High Performance C#

1. Span

Span is a simple data structure to reference some data, it reminds me Rust’s slice which holds a reference and length. Span also has indexer, but the idea is same.

public readonly ref struct Span<T>
{
  private readonly ref T _pointer;
  private readonly int _length;
  ...
}

Let’s say you’re making some operations on some strings, such as splitting or getting substring. Since string in C# is immutable, you’ll be allocating a lot of unnecessary strings. Maybe use a simple for loop, locate the index and length, then create span for your operation.

This code simply finds the substring.

public ReadOnlySpan<char> GetSubstring(string strSource, string searchWord)
{
    if (!strSource.Contains(searchWord)) return string.Empty;
    int End = strSource.IndexOf(searchWord, 0) + searchWord.Length;
    return strSource.Substring(0, End - 1).AsSpan();
}

public ReadOnlySpan<char> GetSubStringSpan(string strSource, string searchWord)
{
    ReadOnlySpan<char> span = strSource.AsSpan();
    for(var i = 0; i<span.Length; i++)
    {
        if (span[i] == searchWord[0])
        {
            var k = 0;
            for(var y = i; y < searchWord.Length; y++)
            {
                if (span[y] != searchWord[k])
                    goto OuterLoop;
                k++;
            }
            return span.Slice(i, searchWord.Length);
        }

    OuterLoop:
        continue;
    }
    return null;
}

Of course you’re sacrificing some readability, but it’s a trade-off.

Image

There is also Memory type, it’s just like Span except it’s a regular struct instead of ref struct. It means it might get boxed and live on the managed heap. In multi-threaded situations, such-as your method is async, you’ll have to use Memory instead of Span.

2. stackalloc

With stackalloc you can create arrays on the stack, but be careful unless you wanna receive an stackoverflowexception. Considering stack size is limited, you shouldn’t create big arrays with that.

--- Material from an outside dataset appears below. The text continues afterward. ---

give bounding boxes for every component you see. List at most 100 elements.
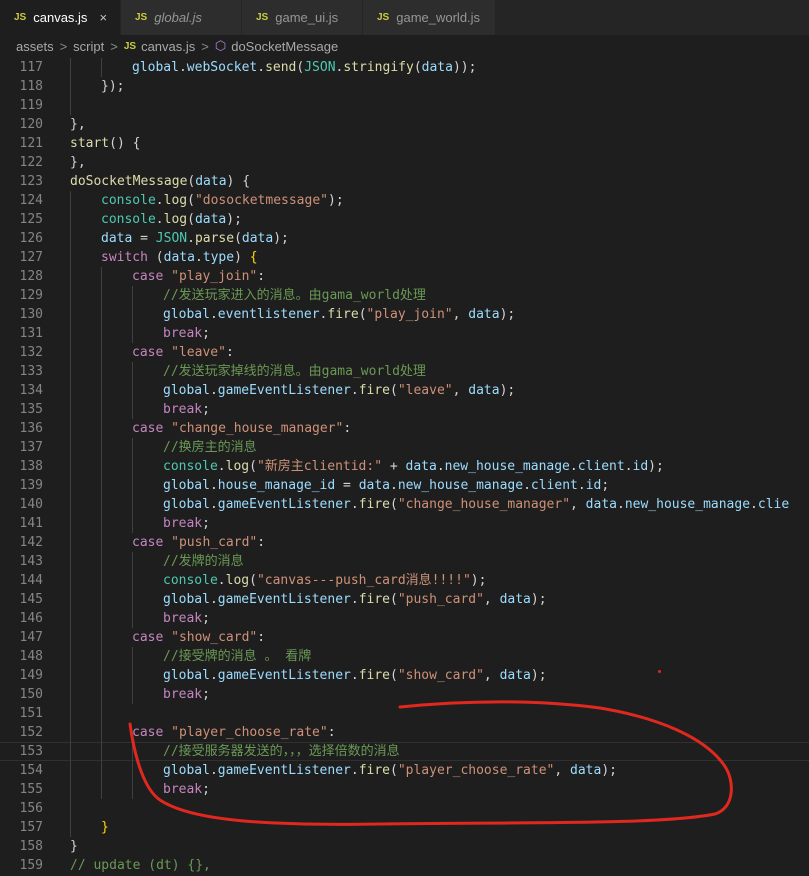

I usually don’t know how much capacity I need, so it’s rare to use this one.


public void DoSomeArrayOperation()
{
    Span<int> arr = stackalloc[128];
    foreach(var val in arr)
    {
        //some operation
    }
}

3. SkipLocalsInit

As you know, the variables inside the stack gets zeroed, that’s why local variables becomes default. However, that has a cost. You can use SkipLocalsInit attribute for your method, class or even module. It’s smart, so only non-reference types will not be zeroed. On the other hand, because of no zeroing the variables inside of it might be garbage, don’t forget overriding. It’s handy with stackalloc.


[SkipLocalsInit]
public void DoSomeArrayOperation()
{
    Span<int> arr = stackalloc[128];
    foreach(var val in arr)
    {
        //some operation
    }
}

4. Pooling

Instead of always allocating a new array, you can reuse by suing ArrayPool class. Bad side of it, you need to return the array explicitly. In some cases you can consider IDisposable.

public int SomeOperation()
{
    var arrayPool = ArrayPool<int>.Shared;
    var buffer = arrayPool.Rent(count);
    // doing things
    arrayPool.Return(buffer);

    return result;
}

You can also consider pooling for objects, but it’s only suggested when you create some heavy objects a lot.

5. AllocateUninitializedArray

You can use AllocateUninitializedArray to avoid zeroing while allocating a new big array, if it’s small, it will create a regular array. The values inside of it might be garbage, but you can override.

var data = GC.AllocateUninitializedArray<int>(1024);

6. Data Locality

To utilize caching and considering memory access patterns, sequential access is very much helpful for performance. For instance sometimes you can use list of struct type instead of class. Also to add a few more things about list, 1. the capacity of the list grows like 2-4-8-16-32… with every value inside of it gets copied into a new list. So try to have an enough initial capacity as much as possible. 2. Prefer array over list, direct access is faster than using vtable.

7. Loop Unrolling

This is a trick I got from the book Street Coder. An instruction in CPU is processed in a few units, in this video they explain it very clearly, and show that how CPU parallelize the work. It seems like if the computation depends on the previous value, CPU will not be able to parallelize the work as expected.

        public int CalculateSomeNumber(int[] array)
        {
            var result = 0;
            for (var i = 0; i < array.Length; i++)
            {
                result += (array[i] + 1) * 2; // to calculate the next one, you need to finish this first 
            }
            return result;
        }

If we increase the gap between depended code, the next instruction does not get blocked for the previous one.

        public int CalculateSomeNumberParallel(int[] array)
        {
            int n0 = 0, n1 = 0, n2 = 0, n3 = 0, result = 0;
            int i = 0;
            for (; i < array.Length - 4; i += 4)
            {
                n0 += (array[i + 0] + 1) * 2;
                n1 += (array[i + 1] + 1) * 2;
                n2 += (array[i + 2] + 1) * 2;
                n3 += (array[i + 3] + 1) * 2;
            }
            for(; i < array.Length; i++)
            {
                result += (array[i] + 1) * 2;
            }
            return result + n0 + n1 + n2 + n3;
        }

The result is

Image

8. Returning Empty Array Or List

This one is from Nick Chapsas’s Youtube videos. When you need to return an empty array or list, instead of allocating, you can just return

    return Array.Empty<int>();
    // or for lists
    return Enumerable.Empty<int>();